A virtual cell foundation model pretrained on 23M+ cells from 5,000 patient samples for drug target and biomarker discovery.
ConvergeCELL is a virtual cell foundation model developed by Converge Bio, introduced in a May 2026 bioRxiv preprint. It addresses one of the central bottlenecks in translational genomics: the difficulty of converting large, noisy transcriptomic datasets into actionable therapeutic hypotheses. While single-cell RNA sequencing has expanded dramatically in scope, most drug discovery programs still struggle to reliably identify targets and biomarkers from patient cohorts that are too small or technically heterogeneous for robust analysis alone. ConvergeCELL is designed to close that gap by providing patient-level representations learned from a massive, disease-diverse pretraining corpus.
The model was pretrained on over 23 million cells drawn from more than 5,000 patient samples, 550 studies, and 40 clinical indications — one of the largest and most clinically diverse training sets reported for a single-cell foundation model. This breadth allows the model to capture cell-state and patient-level gene expression patterns that generalize across diseases, cohorts, and data modalities. Rather than treating each study in isolation, ConvergeCELL learns a shared representation space that links molecular signals to clinical context, enabling the platform to prioritize drug targets and biomarkers that are biologically grounded and clinically relevant.
A key differentiator is the model's end-to-end design as a discovery platform, not merely an embedding tool. The preprint demonstrates that when applied to independent disease cohorts — lupus, multiple myeloma, and sepsis — ConvergeCELL ranks approved or clinically validated targets (TNFSF13B for lupus, TNFRSF17/BCMA and CXCR4 for myeloma) within the top 0.3% of its gene-level rankings, outperforming comparable computational approaches.
ConvergeCELL uses a transformer-based architecture organized into a cell encoder, a patient-level aggregator, and a classification head. The cell encoder converts per-cell gene expression profiles into token representations, and the aggregator pools across all cells from a patient sample to form a compact patient embedding. Supervised contrastive learning is applied during pretraining to ensure that patients sharing clinical characteristics (disease state, treatment response) cluster together in the representation space. The pretrained patient model and a distilled bulk model are released on HuggingFace under the Apache 2.0 license. Exact parameter counts are not reported in the preprint. Pretraining data spans more than 23 million cells from 4,479 to 5,000 patients (the paper and abstract report slightly differing numbers), covering 550 studies and 40 clinical indications. Validation benchmarks across three disease areas — lupus, multiple myeloma, and sepsis — show the model ranks known drug targets (belimumab's target TNFSF13B, belantamab's target BCMA, and the myeloma mobilization target CXCR4) in the top 0.3% of all gene rankings.

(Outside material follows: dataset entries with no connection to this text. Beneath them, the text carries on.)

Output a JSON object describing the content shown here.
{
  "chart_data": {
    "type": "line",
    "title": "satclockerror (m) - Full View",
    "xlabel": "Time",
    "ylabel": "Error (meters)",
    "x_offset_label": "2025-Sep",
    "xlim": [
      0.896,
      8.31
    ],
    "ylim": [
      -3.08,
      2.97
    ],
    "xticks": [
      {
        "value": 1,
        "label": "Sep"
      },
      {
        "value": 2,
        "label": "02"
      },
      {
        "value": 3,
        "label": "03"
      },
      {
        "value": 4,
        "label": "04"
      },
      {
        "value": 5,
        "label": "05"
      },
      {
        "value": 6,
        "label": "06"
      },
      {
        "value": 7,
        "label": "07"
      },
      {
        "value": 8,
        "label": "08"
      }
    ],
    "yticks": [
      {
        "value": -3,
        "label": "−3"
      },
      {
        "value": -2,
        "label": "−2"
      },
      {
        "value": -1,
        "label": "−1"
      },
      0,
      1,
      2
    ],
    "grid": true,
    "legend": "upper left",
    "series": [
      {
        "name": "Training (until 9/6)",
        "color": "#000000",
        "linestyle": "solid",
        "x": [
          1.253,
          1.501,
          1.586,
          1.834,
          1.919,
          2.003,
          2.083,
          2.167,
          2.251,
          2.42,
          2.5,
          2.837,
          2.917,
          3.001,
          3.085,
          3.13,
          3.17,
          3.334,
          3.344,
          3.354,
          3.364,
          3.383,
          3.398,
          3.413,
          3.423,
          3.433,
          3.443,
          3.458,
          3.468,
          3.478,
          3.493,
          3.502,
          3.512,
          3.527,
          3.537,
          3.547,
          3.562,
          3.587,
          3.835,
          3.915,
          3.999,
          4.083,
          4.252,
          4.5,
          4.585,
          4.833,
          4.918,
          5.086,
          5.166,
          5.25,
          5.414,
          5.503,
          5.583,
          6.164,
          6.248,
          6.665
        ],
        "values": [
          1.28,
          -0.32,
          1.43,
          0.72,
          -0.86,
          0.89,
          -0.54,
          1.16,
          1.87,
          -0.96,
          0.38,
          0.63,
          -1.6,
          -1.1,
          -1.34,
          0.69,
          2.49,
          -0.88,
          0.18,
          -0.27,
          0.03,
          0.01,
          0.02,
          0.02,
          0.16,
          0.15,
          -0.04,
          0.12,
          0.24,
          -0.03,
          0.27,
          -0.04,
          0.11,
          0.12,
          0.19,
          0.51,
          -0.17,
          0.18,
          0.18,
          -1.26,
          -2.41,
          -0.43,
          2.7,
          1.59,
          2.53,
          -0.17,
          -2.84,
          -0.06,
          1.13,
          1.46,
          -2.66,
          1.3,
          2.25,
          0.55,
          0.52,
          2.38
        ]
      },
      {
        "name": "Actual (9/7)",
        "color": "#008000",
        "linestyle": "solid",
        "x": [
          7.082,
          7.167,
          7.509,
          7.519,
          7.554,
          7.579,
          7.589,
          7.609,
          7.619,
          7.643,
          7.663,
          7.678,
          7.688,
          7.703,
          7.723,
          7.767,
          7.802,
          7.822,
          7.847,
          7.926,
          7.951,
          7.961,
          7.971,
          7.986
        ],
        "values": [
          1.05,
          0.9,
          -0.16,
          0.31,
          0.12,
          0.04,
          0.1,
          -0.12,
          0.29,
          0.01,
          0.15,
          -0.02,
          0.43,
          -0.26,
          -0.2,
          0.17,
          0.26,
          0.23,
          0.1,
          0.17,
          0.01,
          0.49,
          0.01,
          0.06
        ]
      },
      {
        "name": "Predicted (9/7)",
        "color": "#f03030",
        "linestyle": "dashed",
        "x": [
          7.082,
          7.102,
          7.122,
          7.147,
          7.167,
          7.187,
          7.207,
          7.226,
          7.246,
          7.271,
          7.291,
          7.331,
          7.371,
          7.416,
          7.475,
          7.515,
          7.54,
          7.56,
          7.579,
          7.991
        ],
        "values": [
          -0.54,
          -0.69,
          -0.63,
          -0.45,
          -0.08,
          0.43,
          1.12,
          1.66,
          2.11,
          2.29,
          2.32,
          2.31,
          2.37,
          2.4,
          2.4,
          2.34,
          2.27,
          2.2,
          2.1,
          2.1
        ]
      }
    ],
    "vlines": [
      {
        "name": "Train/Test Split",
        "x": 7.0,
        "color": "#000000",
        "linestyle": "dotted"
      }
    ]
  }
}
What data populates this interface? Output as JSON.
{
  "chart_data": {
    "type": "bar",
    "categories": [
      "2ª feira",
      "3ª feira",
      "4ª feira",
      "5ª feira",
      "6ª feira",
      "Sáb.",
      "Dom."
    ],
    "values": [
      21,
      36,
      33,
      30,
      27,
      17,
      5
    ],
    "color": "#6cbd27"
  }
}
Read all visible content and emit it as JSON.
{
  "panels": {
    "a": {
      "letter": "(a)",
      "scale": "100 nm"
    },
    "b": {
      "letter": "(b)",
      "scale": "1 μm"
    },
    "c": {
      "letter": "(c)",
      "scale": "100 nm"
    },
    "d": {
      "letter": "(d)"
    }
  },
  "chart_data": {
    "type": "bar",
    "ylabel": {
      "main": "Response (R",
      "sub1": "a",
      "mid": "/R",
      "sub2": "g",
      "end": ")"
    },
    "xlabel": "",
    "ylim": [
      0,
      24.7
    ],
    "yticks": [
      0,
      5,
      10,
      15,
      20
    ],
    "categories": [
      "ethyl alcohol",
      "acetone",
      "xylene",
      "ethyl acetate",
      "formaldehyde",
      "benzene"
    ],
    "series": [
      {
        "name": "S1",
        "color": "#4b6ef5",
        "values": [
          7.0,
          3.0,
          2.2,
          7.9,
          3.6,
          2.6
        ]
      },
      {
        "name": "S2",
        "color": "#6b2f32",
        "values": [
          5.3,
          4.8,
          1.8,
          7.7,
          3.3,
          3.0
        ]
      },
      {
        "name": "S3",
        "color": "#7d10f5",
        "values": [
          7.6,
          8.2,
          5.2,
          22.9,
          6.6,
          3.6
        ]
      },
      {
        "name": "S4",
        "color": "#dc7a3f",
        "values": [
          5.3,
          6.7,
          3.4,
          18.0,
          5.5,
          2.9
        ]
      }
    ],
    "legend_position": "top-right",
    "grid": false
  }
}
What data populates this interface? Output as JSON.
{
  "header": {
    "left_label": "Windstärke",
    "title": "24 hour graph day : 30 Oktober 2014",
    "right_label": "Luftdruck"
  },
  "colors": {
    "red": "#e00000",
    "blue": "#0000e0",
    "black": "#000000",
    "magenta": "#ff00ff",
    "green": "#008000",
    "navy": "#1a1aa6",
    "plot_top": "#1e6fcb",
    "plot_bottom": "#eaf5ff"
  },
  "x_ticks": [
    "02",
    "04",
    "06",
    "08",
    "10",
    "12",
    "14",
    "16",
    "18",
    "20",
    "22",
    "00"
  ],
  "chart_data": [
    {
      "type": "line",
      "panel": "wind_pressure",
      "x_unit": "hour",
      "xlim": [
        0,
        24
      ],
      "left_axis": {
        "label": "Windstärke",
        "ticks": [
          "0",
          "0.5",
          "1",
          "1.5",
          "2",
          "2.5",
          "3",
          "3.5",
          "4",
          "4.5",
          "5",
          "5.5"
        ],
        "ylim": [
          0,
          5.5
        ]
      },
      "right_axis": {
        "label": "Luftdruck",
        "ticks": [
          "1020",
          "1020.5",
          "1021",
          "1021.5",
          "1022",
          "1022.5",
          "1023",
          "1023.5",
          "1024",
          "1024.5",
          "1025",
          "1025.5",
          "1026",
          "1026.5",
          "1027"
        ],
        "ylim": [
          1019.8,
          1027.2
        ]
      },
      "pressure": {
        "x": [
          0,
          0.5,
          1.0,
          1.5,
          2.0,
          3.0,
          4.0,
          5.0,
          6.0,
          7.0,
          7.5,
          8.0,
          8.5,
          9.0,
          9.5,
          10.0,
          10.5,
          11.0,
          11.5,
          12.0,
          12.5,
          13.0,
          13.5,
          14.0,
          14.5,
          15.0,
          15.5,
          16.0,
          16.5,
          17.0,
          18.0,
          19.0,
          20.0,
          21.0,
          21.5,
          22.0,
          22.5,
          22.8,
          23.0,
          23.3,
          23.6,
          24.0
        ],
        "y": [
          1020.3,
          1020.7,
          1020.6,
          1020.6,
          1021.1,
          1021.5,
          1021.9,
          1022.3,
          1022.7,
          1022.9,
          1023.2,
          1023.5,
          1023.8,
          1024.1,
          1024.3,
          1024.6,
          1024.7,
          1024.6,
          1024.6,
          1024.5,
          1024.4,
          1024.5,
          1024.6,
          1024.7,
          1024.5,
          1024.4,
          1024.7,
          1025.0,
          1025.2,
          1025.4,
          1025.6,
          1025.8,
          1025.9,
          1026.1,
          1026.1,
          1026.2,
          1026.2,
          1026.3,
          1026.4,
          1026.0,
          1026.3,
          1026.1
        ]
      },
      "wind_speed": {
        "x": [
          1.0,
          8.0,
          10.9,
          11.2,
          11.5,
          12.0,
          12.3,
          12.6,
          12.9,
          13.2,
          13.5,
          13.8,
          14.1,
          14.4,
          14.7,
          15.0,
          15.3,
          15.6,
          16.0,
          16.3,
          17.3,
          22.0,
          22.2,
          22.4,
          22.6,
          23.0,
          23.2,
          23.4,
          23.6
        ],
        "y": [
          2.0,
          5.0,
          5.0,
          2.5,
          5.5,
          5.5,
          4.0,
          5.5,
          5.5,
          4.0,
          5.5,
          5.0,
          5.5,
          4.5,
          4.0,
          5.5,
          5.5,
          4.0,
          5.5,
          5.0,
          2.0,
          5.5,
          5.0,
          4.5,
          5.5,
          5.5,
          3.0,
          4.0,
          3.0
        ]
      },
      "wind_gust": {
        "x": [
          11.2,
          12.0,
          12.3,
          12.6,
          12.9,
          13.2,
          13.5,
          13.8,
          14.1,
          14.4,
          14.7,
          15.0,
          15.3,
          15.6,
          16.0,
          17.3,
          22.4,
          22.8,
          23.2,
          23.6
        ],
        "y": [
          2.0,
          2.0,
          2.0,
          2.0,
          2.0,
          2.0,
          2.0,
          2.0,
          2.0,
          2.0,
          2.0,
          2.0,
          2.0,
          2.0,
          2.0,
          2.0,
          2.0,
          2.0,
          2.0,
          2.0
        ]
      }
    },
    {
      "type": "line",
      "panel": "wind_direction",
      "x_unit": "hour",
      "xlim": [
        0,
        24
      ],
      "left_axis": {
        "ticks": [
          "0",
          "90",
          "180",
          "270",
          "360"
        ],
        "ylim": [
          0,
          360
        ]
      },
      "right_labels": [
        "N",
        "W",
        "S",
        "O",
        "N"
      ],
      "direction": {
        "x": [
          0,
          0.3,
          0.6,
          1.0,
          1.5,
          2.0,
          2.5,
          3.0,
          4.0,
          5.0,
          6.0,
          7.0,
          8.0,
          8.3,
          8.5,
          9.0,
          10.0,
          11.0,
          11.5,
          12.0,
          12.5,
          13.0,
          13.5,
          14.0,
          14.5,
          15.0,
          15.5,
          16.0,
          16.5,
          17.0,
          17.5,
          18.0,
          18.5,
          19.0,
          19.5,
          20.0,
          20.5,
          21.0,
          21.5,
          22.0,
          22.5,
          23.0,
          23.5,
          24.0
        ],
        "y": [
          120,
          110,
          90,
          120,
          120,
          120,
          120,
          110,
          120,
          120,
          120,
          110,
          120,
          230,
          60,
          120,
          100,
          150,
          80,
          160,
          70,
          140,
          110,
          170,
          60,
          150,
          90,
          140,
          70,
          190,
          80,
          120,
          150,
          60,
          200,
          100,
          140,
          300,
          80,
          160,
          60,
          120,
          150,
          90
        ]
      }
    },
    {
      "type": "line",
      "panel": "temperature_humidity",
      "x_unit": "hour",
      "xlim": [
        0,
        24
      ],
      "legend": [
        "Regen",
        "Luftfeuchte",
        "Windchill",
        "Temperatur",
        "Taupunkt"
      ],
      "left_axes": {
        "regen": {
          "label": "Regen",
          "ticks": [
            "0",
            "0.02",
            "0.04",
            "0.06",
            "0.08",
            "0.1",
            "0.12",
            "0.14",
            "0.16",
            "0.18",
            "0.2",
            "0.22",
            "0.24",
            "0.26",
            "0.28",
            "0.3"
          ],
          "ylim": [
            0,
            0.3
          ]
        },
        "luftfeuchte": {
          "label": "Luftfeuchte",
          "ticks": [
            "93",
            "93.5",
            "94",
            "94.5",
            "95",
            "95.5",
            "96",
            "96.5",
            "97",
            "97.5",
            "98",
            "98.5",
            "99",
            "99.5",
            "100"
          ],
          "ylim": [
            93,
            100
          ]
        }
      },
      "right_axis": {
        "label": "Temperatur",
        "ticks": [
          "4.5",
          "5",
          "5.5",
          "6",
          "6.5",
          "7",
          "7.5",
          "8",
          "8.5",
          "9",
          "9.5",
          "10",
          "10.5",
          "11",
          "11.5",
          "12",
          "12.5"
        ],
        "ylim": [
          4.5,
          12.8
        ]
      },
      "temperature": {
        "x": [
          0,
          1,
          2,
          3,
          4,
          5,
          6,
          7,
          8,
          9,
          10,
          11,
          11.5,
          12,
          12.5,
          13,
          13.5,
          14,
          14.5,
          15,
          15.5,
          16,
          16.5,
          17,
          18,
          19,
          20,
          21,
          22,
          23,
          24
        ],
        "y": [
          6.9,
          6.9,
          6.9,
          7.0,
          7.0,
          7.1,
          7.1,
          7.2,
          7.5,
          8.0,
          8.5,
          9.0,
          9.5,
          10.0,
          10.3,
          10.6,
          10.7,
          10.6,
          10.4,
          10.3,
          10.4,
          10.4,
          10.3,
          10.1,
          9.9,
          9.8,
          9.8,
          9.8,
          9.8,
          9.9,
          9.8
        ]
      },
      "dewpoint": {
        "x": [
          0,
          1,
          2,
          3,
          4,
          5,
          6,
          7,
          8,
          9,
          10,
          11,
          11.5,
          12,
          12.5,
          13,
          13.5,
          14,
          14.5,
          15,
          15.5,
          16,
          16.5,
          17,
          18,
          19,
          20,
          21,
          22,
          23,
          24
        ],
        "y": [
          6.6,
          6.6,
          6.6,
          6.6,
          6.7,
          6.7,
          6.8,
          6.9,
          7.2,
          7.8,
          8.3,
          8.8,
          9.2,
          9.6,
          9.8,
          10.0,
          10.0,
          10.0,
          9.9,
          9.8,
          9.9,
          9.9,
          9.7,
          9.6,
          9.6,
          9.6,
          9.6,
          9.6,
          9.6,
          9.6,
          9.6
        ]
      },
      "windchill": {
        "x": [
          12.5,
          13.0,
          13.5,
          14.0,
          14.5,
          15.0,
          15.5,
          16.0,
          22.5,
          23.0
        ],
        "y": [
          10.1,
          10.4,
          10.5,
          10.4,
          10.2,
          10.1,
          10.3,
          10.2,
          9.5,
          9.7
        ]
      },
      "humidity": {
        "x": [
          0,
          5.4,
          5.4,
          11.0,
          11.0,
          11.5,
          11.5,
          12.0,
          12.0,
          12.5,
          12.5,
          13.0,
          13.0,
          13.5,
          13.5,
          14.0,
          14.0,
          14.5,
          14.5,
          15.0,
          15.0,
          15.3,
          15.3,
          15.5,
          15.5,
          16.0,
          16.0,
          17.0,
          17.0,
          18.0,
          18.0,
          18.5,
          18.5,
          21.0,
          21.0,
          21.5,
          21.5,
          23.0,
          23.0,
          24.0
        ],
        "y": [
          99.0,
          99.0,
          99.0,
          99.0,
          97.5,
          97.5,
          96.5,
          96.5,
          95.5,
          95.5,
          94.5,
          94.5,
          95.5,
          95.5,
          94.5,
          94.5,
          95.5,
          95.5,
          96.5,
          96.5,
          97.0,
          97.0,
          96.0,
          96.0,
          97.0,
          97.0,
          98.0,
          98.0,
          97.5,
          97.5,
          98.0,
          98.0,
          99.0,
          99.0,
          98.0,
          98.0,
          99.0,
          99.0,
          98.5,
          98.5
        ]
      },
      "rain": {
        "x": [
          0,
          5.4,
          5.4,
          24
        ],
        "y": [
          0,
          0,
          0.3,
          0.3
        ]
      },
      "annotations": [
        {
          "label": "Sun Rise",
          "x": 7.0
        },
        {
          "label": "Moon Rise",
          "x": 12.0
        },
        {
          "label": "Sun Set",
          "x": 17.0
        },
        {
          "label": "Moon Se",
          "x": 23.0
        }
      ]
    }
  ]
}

ConvergeCELL is targeted at pharmaceutical and biotech teams conducting target identification and biomarker discovery. It is particularly valuable in settings where patient cohorts are small or technically heterogeneous — common in rare diseases or early clinical programs — where the pretrained atlas provides the statistical power that individual studies lack. Computational biologists can apply the platform to compare expression profiles across patient subgroups, identify genes linked to treatment response, and separate patient-specific noise from mechanistic disease signals. The bulk distillation module means that organizations with legacy bulk RNA-seq cohorts can immediately access single-cell-informed representations without re-collecting data.
ConvergeCELL represents an emerging class of disease-focused virtual cell models that prioritize clinical translatability over general-purpose biological understanding. Its pretraining across 40 clinical indications and direct validation against approved drugs positions it as one of the more directly application-ready single-cell foundation models described to date. The release of pretrained weights on HuggingFace under a permissive license lowers the adoption barrier for academic and industry groups. As a preprint from May 2026, the work has not yet undergone peer review, and independent replication of the target-ranking benchmarks across additional disease areas will be important for establishing the model's generality. The model adds to a growing landscape of patient-centric single-cell foundation models alongside approaches like scGPT and Geneformer, with a distinguishing focus on disease cohort representation and pharmaceutical target prioritization.